Functional analysis of mitochondria in the long-lived mutant. (a) Comparison of mitochondrial morphology of rag5Δ and wt strains after growth in YPD medium. Analysis was performed by taking aliquots at the indicated times and observing cells after DASPMI staining at the fluorescence microscopy. (b) Mitochondrial membrane potential determined by DiOC₆ staining and FACS analysis. Values are expressed as mean fluorescent intensity. Means of four biological replicates ± one standard deviation are graphed. **P value from a Student's t-test, <0.01, ***P value from a Student's t-test, <0.001. (c) Cytochrome spectra. Cell samples were collected at day 1 and cytochrome spectra were evaluated. The peaks at 550, 560, and 602 nm (vertical bars) correspond to cytochromes c, b, and aa3, respectively.
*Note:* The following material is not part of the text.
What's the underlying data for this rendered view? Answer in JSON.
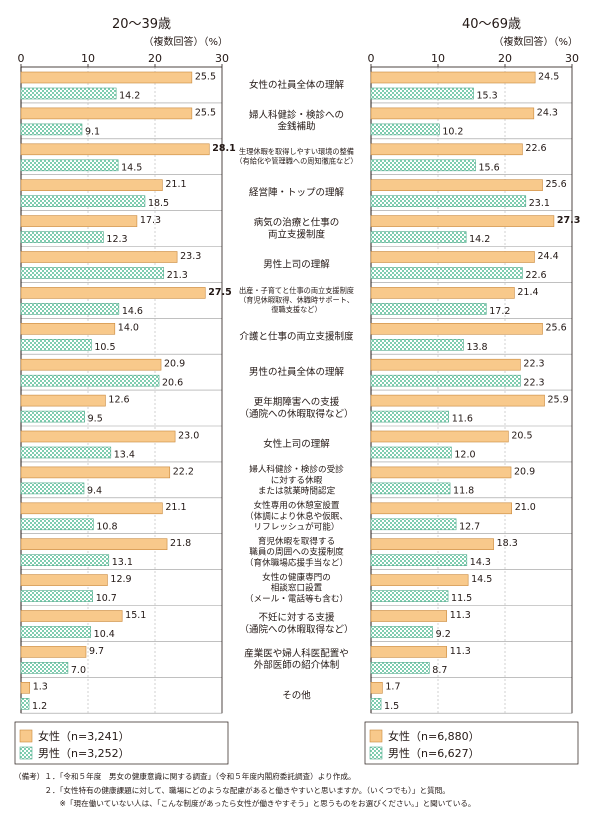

The height of each peak relative to the baseline of each spectrum is an index of cytochrome content. Data are representative of three independent experiments, repeated with similar results. (d) Oxygen consumption rates in wt and rag5Δ cells. Cell samples were collected at days 1, 2, and 4 and oxygen consumption was measured at 30°C using a Clark type oxygen electrode. Data are means ± s.d. of three independent experiments. Data were normalized for the number of live cells.

Figure 5

Analysis of involvement of Hsp60 in chronological aging and mitochondrial functionality. (a) Analysis by SDS-PAGE, western blotting of Hsp60 protein and northern analysis of HSP60 in the wt and in the isogenic rag5Δ strain. Determination of protein level by western analysis was performed as described in Section 2. Total mRNAs were prepared as described in Section 2 from cells grown on YPD medium for 24, 48 hr, 10 days. RNA was hybridized with labelled probes for HSP60 and 26S. Data are representative of three independent experiments, repeated with similar results. (b) Evaluation of gene dosage of HSP60 in determining the lifespan. Comparison of chronological survival in YPD medium of wt, rag5Δ strain, and the same strains overexpressing HSP60 gene. Survival was assessed in minimal medium for plasmid maintenance. Over time, aliquots of cultures were counted and serial dilutions were plated on solid medium. Colony forming units were counted after 3 days. Data are representative of three independent experiments, mean ± s.d. (c) DASPMI staining in wt cells overexpressing HSP60 gene after growth in YPD medium. Analysis was performed by taking aliquots at the indicated times and observing cells after DASPMI staining at the fluorescence microscopy. (d) Evaluation of mitochondrial nucleoids morphology along CLS in rag5Δ, wt and wt/HSP60 strains. Samples were collected at the indicated time-points and fluorescence was observed after DAPI in vivo staining.